After a few phone calls, the administration released me into the world with a D minus. What was it to them? My passive-aggressive rebellion against the system was meaningless. The House doesn't care if you piss away your chances, are draining the college fund, letting the plumber's bill slide until next month. Ruin yourself. The cameras above record it all, but you're just another sap passing in the night.

The nickels poured into the basin, sweet music. If it worked once, it will work again.

We hit the street.

Before we left town, we bought dozens of tiny plastic slot machines from a trinket shop. Pink, red, lime green. They joined the Museum of Where We'd Been. Everybody's a walking Museum of Where They've Been, but we decided to make it literal. We had serious epoxy. Each place we stopped, we picked up souvenirs and glued them to the Tercel. Two Sears Towers sticking up over the engine, a row of small turquoise stones just above the windshield, toy buffalo stampeding across the great brown plain of the hood. Bull's horns from Arizona, in case we needed to gore someone at ramming speed, you never know, and four refrigerator magnets with Elvis's face on the front grille, to repel ghosts. We dotted the hood with glue and stuck the slot machines on, the polyethylene totems marking us as goofball heathens.

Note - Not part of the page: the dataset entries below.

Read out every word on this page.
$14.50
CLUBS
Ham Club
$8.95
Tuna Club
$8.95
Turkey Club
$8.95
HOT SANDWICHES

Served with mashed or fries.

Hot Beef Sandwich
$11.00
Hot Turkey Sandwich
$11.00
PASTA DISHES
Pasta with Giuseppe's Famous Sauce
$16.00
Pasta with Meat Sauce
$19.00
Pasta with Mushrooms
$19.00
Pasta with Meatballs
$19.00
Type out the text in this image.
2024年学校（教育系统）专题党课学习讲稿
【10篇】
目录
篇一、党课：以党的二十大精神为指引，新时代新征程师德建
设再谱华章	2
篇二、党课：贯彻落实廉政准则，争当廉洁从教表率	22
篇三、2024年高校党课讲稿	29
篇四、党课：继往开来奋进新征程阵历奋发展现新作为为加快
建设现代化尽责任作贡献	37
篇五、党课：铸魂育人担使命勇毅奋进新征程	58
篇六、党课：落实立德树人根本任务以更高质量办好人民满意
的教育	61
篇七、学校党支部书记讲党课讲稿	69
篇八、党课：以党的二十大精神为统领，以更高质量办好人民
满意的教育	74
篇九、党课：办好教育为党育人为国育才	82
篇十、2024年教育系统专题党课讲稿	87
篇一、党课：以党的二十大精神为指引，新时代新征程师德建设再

Weeks later, we were in Berkeley, sleeping on a friend's floor. The friend was cat-sitting for a drug dealer, weed mostly. I didn't approve of the drug dealer's lifestyle choices—for vacation, he went camping. We wrote up our time in the land of Circus Circus and the El Cortez, the cheap steaks and watered-down drinks. Let's Go's previous correspondent had been a prissy little shit, filling his/her copy with snobby asides. (“But what do you
do
there?”) He/she wrote:

 

Forget Hollywood images of Las Vegas glamor, the city at base is nothing but a desert Disneyland. As a small, small world of mild, middle-aged debauchery, Vegas simply replaces Mickey and Minnie with overbright neon marquees, monolithic hotel/casinos, besequinned Ziegfieldesque [
sic
] entertainers, quickly marrying them in rococo wedding chapels.

 

Percy, where are my smelling salts?

And what's wrong with Disneyland? It brings joy to millions of people and tutors children about the corporate, overbranded world they've been born into. “It's a Small World” is a delightful ditty, an ode to that quality of everyday existence by which the soul is crushed, diminished,
made entirely small.
No need to denigrate it. Better to worry about the lack of a clear antecedent for “them” in that last sentence. I would protect Vegas. How about:

 

The magic formula of this oasis of mild, middle-aged debauchery—offer everything but the gambling cheaply, and if you gild it, they will come —was hit upon by Bugsy Siegel in the 1940s. Das Kapital is worshipped here, and sacrifices from all major credit cards are happily accepted.